Les faits Mercredi 15 juillet 2009 aux environs de 6h 15, comme d’habitude, Mme Claudine Boehm amène promener ses deux chiens à la base Elf avant d’aller au travail. Ce matin-là, à peine est-elle descendue avec son chauffeur de son véhicule 4x4, qu’ils sont approchés par deux hommes en tenue militaire qui, discrètement les ramènent dans le même véhicule. L’un prend place à côté du chauffeur tandis que le second intrus se met sur la banquette arrière. Ils intiment au chauffeur l’ordre de prendre la direction de la zone portuaire en empruntant le boulevard Leclerc. Chemin faisant, le principal acteur assis à côté de dame Boehm dévise avec elle. De ces échanges, il ne fait pas de doute pour le chauffeur qu’il plane sur eux et principalement sur sa patronne, une réelle menace. Ils s’arrêtent à l’avenue De Gaulle, précisément au marché des fleurs où descend l’homme en tenue assis aux côtés du chauffeur. C’est alors que son acolyte qui tient Mme Boehm en respect sur la banquette arrière exige au chauffeur de suivre ses ordres. Une fois vers l’hôtel Le Meridien au carrefour menant vers la place de l’Udeac, le chauffeur réussit à prendre leur ange gardien au dépourvu, lance le véhicule à toute vitesse au sens opposé, traverse l’entrée de l’hôtel Sawa et entre en trombe et donnant des signaux de détresse à l’intérieur de la Garnison militaire de Bonanjo, mieux « au Camp de la valeur », sachant pouvoir y bénéficier de l’aide des militaires en faction à l’entrée. C’est alors que le chef d’Eta-major de ce camp alerté se saisit des infortunés et alerte le commandant de légion. Pendant ce temps, apprend-on, le vigile de la société G4S qui garde un des entrepôts des sociétés installées à la base Elf et qui a vu toute la scène alerte ses confrères d’Africa Security qui ont la charge de la surveillance des différents sites de la Total E&p. C’est alors que le Groupement territorial de gendarmerie de Douala est mis en branle. Africa security réclame la bravoure du chauffeur dont les responsables disent qu’il est un de leur élément, ce que récusent d’autres sources.

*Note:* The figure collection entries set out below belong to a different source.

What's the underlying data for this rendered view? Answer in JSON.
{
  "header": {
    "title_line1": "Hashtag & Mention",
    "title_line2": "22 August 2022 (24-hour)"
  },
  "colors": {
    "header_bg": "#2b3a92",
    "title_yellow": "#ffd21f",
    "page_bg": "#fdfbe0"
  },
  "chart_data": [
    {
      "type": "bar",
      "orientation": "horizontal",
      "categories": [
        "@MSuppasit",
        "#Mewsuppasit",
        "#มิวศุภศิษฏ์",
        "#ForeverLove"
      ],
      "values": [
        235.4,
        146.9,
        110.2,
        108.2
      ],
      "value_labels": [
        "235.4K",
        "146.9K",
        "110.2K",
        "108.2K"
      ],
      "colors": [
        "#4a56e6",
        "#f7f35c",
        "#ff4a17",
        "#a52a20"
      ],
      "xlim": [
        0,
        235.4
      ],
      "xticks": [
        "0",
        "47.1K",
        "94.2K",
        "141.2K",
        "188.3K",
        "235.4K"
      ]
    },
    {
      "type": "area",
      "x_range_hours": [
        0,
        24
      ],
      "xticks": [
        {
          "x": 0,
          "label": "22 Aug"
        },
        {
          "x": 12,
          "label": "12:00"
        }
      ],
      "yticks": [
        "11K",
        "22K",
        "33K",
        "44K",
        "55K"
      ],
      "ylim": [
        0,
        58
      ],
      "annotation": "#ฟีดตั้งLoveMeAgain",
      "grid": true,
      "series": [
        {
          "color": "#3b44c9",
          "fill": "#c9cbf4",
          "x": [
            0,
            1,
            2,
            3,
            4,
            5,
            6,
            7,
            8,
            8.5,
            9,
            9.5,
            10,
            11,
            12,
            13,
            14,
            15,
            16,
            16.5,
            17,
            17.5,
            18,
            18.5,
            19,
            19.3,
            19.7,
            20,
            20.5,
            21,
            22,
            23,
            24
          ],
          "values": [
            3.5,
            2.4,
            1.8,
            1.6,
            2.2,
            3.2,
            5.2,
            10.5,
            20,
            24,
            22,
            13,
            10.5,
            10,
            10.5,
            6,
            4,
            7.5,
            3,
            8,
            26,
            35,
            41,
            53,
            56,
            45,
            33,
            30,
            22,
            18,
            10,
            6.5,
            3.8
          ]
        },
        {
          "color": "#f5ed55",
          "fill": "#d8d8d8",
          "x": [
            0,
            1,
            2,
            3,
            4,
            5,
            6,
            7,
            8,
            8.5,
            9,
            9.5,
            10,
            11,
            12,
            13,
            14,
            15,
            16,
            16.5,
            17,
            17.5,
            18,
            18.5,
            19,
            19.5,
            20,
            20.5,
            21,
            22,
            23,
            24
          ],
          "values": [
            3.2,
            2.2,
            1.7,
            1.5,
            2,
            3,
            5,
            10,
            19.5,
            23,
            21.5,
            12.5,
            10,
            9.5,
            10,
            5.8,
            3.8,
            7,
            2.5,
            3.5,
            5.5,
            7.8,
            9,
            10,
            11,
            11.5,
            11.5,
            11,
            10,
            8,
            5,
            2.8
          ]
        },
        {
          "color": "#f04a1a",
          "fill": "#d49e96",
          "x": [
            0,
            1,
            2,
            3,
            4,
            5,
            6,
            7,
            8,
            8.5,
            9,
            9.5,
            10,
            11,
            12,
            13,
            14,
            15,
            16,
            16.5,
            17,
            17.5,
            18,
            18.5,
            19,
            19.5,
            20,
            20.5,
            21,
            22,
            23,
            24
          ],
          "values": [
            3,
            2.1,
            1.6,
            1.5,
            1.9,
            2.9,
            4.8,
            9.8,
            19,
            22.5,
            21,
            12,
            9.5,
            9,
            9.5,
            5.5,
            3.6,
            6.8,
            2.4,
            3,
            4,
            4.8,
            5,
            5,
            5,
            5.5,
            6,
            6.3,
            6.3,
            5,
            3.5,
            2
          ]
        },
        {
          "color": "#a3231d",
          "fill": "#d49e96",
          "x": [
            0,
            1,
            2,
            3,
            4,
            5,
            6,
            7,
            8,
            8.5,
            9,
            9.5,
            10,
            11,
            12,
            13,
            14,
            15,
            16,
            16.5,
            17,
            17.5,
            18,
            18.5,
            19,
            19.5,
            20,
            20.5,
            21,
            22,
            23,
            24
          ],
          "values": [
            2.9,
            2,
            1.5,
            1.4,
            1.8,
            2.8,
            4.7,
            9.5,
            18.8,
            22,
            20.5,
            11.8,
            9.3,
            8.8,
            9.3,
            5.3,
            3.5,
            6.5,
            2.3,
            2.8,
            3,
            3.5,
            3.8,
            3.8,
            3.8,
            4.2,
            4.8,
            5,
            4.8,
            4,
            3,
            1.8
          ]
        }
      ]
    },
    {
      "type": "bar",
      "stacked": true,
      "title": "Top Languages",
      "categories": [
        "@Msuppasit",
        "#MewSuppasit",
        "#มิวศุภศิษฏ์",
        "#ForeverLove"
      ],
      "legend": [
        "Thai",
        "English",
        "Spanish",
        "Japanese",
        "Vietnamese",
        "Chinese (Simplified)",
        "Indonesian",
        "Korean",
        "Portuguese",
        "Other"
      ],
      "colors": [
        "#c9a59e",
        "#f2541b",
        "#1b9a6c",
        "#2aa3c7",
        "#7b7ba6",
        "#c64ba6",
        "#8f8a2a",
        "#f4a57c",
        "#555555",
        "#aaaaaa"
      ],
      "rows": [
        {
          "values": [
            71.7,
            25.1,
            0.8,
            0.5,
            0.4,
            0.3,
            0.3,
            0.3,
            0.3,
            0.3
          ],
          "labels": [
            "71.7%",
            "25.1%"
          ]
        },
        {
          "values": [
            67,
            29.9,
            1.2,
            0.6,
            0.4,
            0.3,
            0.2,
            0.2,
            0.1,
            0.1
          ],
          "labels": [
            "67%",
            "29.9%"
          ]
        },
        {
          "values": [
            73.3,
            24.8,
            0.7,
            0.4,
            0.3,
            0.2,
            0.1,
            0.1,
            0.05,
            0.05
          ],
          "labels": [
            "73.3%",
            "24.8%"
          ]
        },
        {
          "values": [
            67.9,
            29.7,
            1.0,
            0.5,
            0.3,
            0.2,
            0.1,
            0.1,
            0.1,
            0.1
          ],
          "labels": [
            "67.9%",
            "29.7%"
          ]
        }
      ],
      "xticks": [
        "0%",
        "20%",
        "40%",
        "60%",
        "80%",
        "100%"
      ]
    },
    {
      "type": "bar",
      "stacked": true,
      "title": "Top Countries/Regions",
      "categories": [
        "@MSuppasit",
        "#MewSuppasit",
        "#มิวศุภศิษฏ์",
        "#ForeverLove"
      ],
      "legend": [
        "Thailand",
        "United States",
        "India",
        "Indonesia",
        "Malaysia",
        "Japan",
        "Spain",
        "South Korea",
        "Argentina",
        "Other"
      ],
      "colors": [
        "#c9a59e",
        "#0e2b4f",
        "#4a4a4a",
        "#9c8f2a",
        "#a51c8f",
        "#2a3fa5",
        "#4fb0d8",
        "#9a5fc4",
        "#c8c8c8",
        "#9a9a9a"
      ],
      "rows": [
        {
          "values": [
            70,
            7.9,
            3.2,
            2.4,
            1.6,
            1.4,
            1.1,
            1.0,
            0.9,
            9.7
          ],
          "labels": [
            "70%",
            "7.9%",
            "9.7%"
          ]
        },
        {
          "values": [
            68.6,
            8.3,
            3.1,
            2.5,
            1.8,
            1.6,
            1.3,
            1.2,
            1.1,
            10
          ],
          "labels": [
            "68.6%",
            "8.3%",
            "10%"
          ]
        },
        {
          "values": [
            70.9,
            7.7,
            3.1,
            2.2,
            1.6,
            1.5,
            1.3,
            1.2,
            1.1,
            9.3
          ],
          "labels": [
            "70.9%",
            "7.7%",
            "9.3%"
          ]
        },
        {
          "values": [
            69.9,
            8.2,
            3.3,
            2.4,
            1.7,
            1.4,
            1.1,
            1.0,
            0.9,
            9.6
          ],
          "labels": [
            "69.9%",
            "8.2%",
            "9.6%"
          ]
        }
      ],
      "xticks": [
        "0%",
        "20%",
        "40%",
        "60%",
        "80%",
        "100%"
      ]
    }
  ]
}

Business en trame de fond ? On apprendra alors que ce présumé ravisseur qui est resté dans le véhicule n’est pas un élément des forces armées. Il passerait pour une partenaire d’affaires de Mme Boehm avec laquelle, il aurait quelques démêlés de paiement non réglé. Ce serait pour entrer dans ses droits qu’il aurait choisi cette voie qui, somme toute, est une infraction pénale qualifiée de crime par le tribunal militaire où il devrait répondre de ses actes. C’est avec beaucoup de maestria, nous confie une source de la légion, que le commandant du Ggtgd a mis la main sur son complice, en fait, un militaire de la marine (matelot de 1ère classe) qu’il aurait sollicité pour l’aider à commettre son forfait. Car il ne connaissait ni le nom, ni l’unité de ce dernier. Le prénommé Gérard, matelot de 1ère classe sera interpellé à son domicile dans la même nuit du 15 au 16 juillet 2009. Selon certaines indiscrétions, cet enlèvement a été effectué avec l’aide de l’ancien chauffeur de Mme Boehm de qui elle se serait séparée il y a des mois. Ce dernier qui maîtrise son programme serait celui qui a mis les présumés ravisseurs sur les traces de son ancienne patronne. On soupçonne même que c’est lui qui aurait déposé les présumés ravisseurs au lieu du crime aux premières heures de la matinée. Ce dernier court toujours. Il a déserté sa maison et son épouse qui a été interpellée avant d’être relaxée dit aussi être surprise par son non retour à son domicile depuis cette date. Même si ses proches affirment que le climat dans ce foyer était déjà très tendu et virait allégrement à la rupture.